It seems that some events are essentially duplicated, one emulated and one not emulated... I don't have the historical reasoning for why this is the case but my impression is that it has to do with retrofitting touchpad support into X11.
I suppose ideally other extensions should also be checking this, but in practice it doesn't make a lot of sense to propagate the events instead of just ignoring them completely.
Upshot: happy to use EVENT_STOP, makes sense.
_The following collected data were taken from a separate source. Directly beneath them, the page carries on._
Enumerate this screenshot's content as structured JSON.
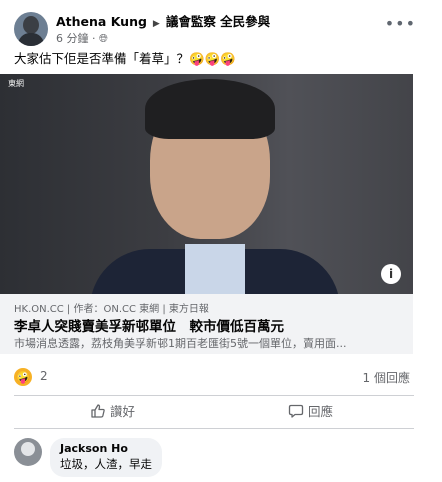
{
  "post": {
    "author": "Athena Kung",
    "group": "議會監察 全民參與",
    "time": "6 分鐘 · ",
    "privacy_icon": "globe-icon",
    "text": "大家估下佢是否準備「着草」？🤪🤪🤪"
  },
  "photo": {
    "watermark": "東網"
  },
  "link": {
    "source": "HK.ON.CC | 作者：ON.CC 東網 | 東方日報",
    "title": "李卓人突賤賣美孚新邨單位　較市價低百萬元",
    "description": "市場消息透露，荔枝角美孚新邨1期百老匯街5號一個單位，賣用面..."
  },
  "stats": {
    "reaction_emoji": "🤪",
    "reaction_count": "2",
    "comment_count": "1 個回應"
  },
  "actions": {
    "like": "讚好",
    "comment": "回應"
  },
  "comment": {
    "author": "Jackson Ho",
    "text": "垃圾，人渣，早走"
  },
  "colors": {
    "accent": "#1877f2",
    "secondary_text": "#65676b",
    "bubble": "#f0f2f5"
  }
}
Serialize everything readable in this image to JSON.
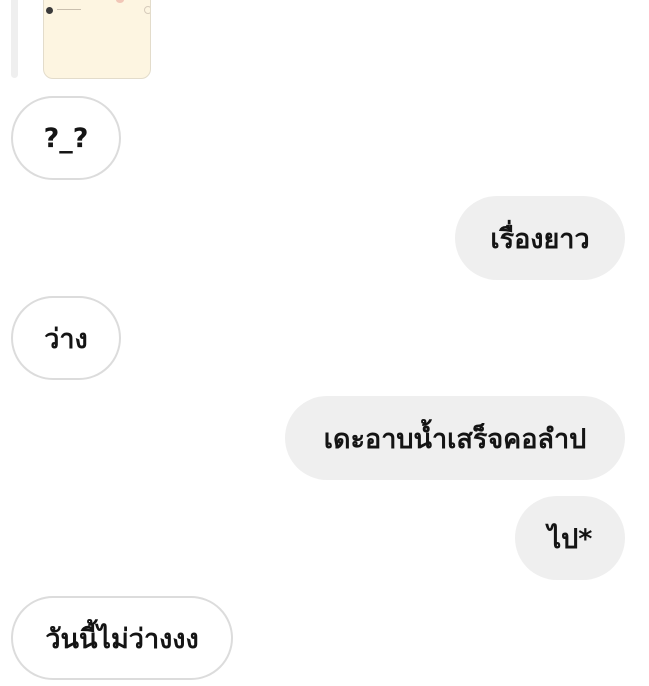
{
  "chat": {
    "shared_post": {
      "thumbnail_icon": "image-thumbnail"
    },
    "messages": [
      {
        "side": "received",
        "text": "?_?"
      },
      {
        "side": "sent",
        "text": "เรื่องยาว"
      },
      {
        "side": "received",
        "text": "ว่าง"
      },
      {
        "side": "sent",
        "text": "เดะอาบน้ำเสร็จคอลำป"
      },
      {
        "side": "sent",
        "text": "ไป*"
      },
      {
        "side": "received",
        "text": "วันนี้ไม่ว่างงง"
      }
    ]
  },
  "colors": {
    "received_bubble_bg": "#ffffff",
    "received_bubble_border": "#dcdcdc",
    "sent_bubble_bg": "#efefef",
    "text": "#141414",
    "thumbnail_bg": "#fdf5e1"
  }
}
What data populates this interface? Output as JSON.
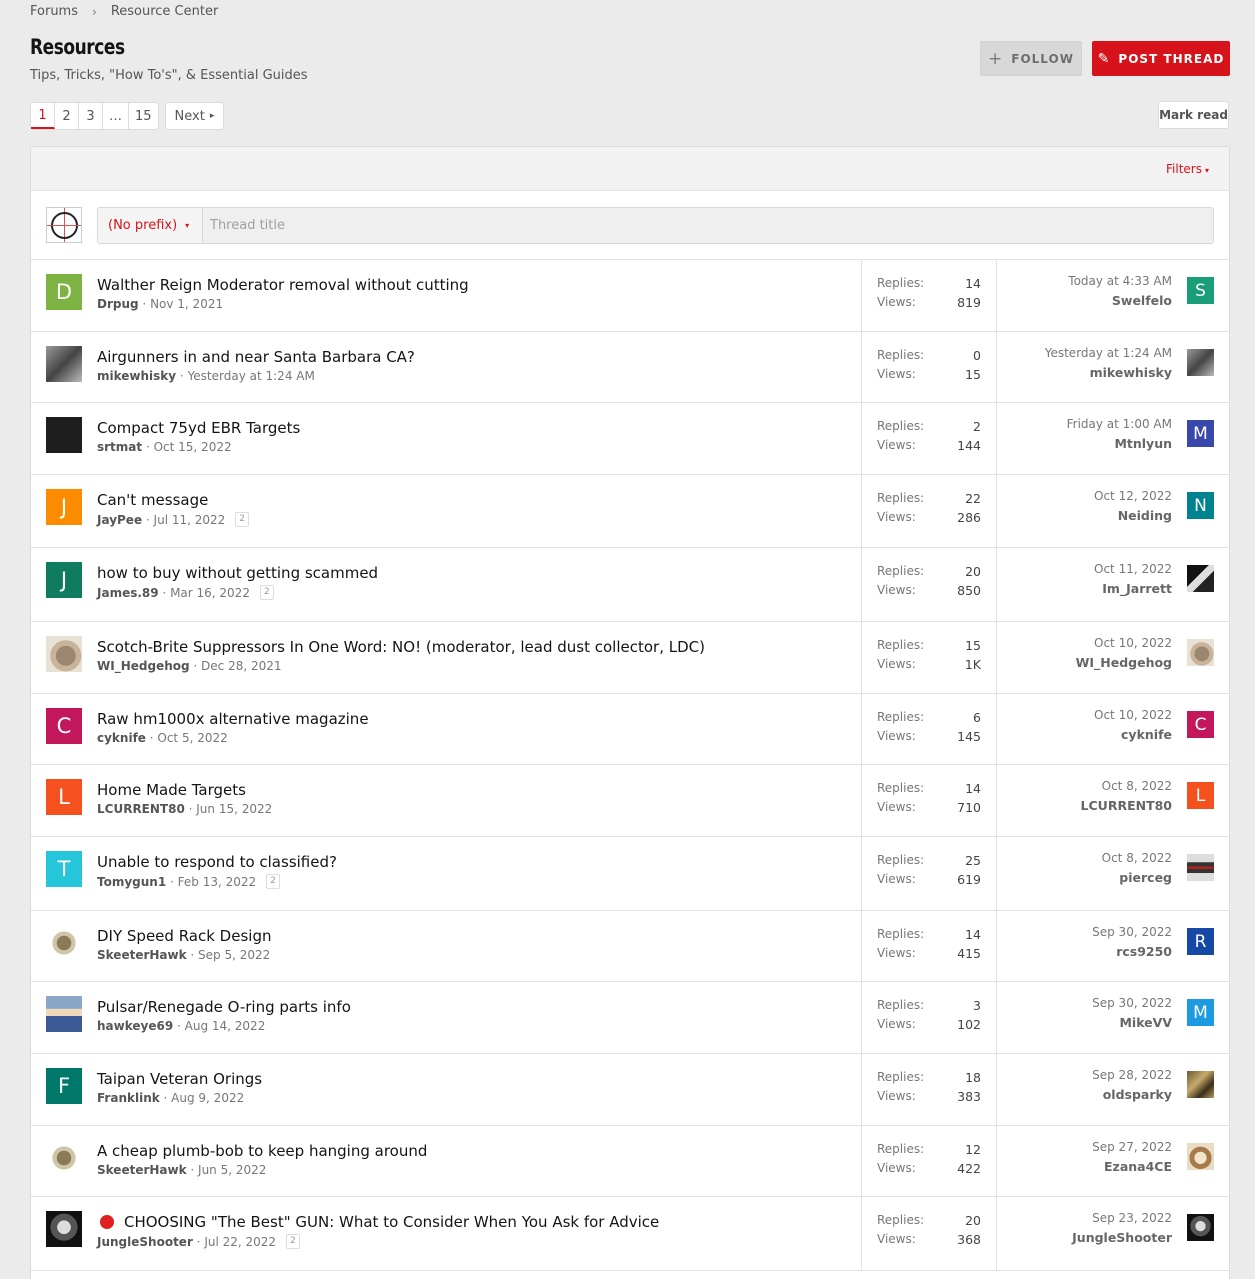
{
  "breadcrumb": {
    "forums": "Forums",
    "current": "Resource Center"
  },
  "page": {
    "title": "Resources",
    "description": "Tips, Tricks, \"How To's\", & Essential Guides"
  },
  "buttons": {
    "follow": "FOLLOW",
    "post_thread": "POST THREAD",
    "mark_read": "Mark read",
    "filters": "Filters"
  },
  "pagination": {
    "pages": [
      "1",
      "2",
      "3",
      "…",
      "15"
    ],
    "current": "1",
    "next": "Next"
  },
  "quick_thread": {
    "prefix": "(No prefix)",
    "placeholder": "Thread title"
  },
  "labels": {
    "replies": "Replies:",
    "views": "Views:"
  },
  "threads": [
    {
      "title": "Walther Reign Moderator removal without cutting",
      "author": "Drpug",
      "date": "Nov 1, 2021",
      "replies": "14",
      "views": "819",
      "last_time": "Today at 4:33 AM",
      "last_user": "Swelfelo",
      "badge": ""
    },
    {
      "title": "Airgunners in and near Santa Barbara CA?",
      "author": "mikewhisky",
      "date": "Yesterday at 1:24 AM",
      "replies": "0",
      "views": "15",
      "last_time": "Yesterday at 1:24 AM",
      "last_user": "mikewhisky",
      "badge": ""
    },
    {
      "title": "Compact 75yd EBR Targets",
      "author": "srtmat",
      "date": "Oct 15, 2022",
      "replies": "2",
      "views": "144",
      "last_time": "Friday at 1:00 AM",
      "last_user": "Mtnlyun",
      "badge": ""
    },
    {
      "title": "Can't message",
      "author": "JayPee",
      "date": "Jul 11, 2022",
      "replies": "22",
      "views": "286",
      "last_time": "Oct 12, 2022",
      "last_user": "Neiding",
      "badge": "2"
    },
    {
      "title": "how to buy without getting scammed",
      "author": "James.89",
      "date": "Mar 16, 2022",
      "replies": "20",
      "views": "850",
      "last_time": "Oct 11, 2022",
      "last_user": "Im_Jarrett",
      "badge": "2"
    },
    {
      "title": "Scotch-Brite Suppressors In One Word: NO! (moderator, lead dust collector, LDC)",
      "author": "WI_Hedgehog",
      "date": "Dec 28, 2021",
      "replies": "15",
      "views": "1K",
      "last_time": "Oct 10, 2022",
      "last_user": "WI_Hedgehog",
      "badge": ""
    },
    {
      "title": "Raw hm1000x alternative magazine",
      "author": "cyknife",
      "date": "Oct 5, 2022",
      "replies": "6",
      "views": "145",
      "last_time": "Oct 10, 2022",
      "last_user": "cyknife",
      "badge": ""
    },
    {
      "title": "Home Made Targets",
      "author": "LCURRENT80",
      "date": "Jun 15, 2022",
      "replies": "14",
      "views": "710",
      "last_time": "Oct 8, 2022",
      "last_user": "LCURRENT80",
      "badge": ""
    },
    {
      "title": "Unable to respond to classified?",
      "author": "Tomygun1",
      "date": "Feb 13, 2022",
      "replies": "25",
      "views": "619",
      "last_time": "Oct 8, 2022",
      "last_user": "pierceg",
      "badge": "2"
    },
    {
      "title": "DIY Speed Rack Design",
      "author": "SkeeterHawk",
      "date": "Sep 5, 2022",
      "replies": "14",
      "views": "415",
      "last_time": "Sep 30, 2022",
      "last_user": "rcs9250",
      "badge": ""
    },
    {
      "title": "Pulsar/Renegade O-ring parts info",
      "author": "hawkeye69",
      "date": "Aug 14, 2022",
      "replies": "3",
      "views": "102",
      "last_time": "Sep 30, 2022",
      "last_user": "MikeVV",
      "badge": ""
    },
    {
      "title": "Taipan Veteran Orings",
      "author": "Franklink",
      "date": "Aug 9, 2022",
      "replies": "18",
      "views": "383",
      "last_time": "Sep 28, 2022",
      "last_user": "oldsparky",
      "badge": ""
    },
    {
      "title": "A cheap plumb-bob to keep hanging around",
      "author": "SkeeterHawk",
      "date": "Jun 5, 2022",
      "replies": "12",
      "views": "422",
      "last_time": "Sep 27, 2022",
      "last_user": "Ezana4CE",
      "badge": ""
    },
    {
      "title": "CHOOSING \"The Best\" GUN: What to Consider When You Ask for Advice",
      "author": "JungleShooter",
      "date": "Jul 22, 2022",
      "replies": "20",
      "views": "368",
      "last_time": "Sep 23, 2022",
      "last_user": "JungleShooter",
      "badge": "2"
    }
  ],
  "avatars": {
    "author_letters": [
      "D",
      "",
      "",
      "J",
      "J",
      "",
      "C",
      "L",
      "T",
      "",
      "",
      "F",
      "",
      ""
    ],
    "last_letters": [
      "S",
      "",
      "M",
      "N",
      "",
      "",
      "C",
      "L",
      "",
      "R",
      "M",
      "",
      "",
      ""
    ],
    "sticky_icon": "red-circle-icon"
  },
  "colors": {
    "accent": "#d6131a",
    "background": "#ebebeb"
  }
}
While this might be out of scope, it makes sense that if we decide to fix the direction of the volume slider, we should do the same for the built-in global slider. This can indeed be done, though I'm not sure how. |
IMO, it is out of scope of the extension, but definitely this PR. Options:
I'm inclined to do 4 because I'm lazy. Not really a fan of 1 for the reasons mentioned. 2 and 3 outside the scope of the project. |
I do believe it would be of value to also flip the volume slider, and just the volume slider, So option 4 it is! |
Now, this change seems controversial, and also some people would prefer it the other way around as in (#89). So I think this work should be adapted to fit all kinds of bar. I mean, being able to choose between:
As reference, this commit, |
Although I see that some people would want the behavior to be consistent with the GNOME behavior, it doesn't seem likely that anyone would want this "always". That is, even if it is inconsistently with GNOME behavior. I think it should be sufficient to just wrap the code I added in an if statement and add a setting called "respect natural scrolling" or something. |
Thing is, I also felt the direction reversed when testing it for the first time using the "Traditional" setting, so making this change accessible to "Traditional" users makes sense to me. Also, sorry for not having a follow-up on this yet. |
When natural scrolling setting is enabled, the scroll inputs are essentially the opposite of what's actually physically happening. This is fine for scrolling down a page, but feels very weird for things like volume control.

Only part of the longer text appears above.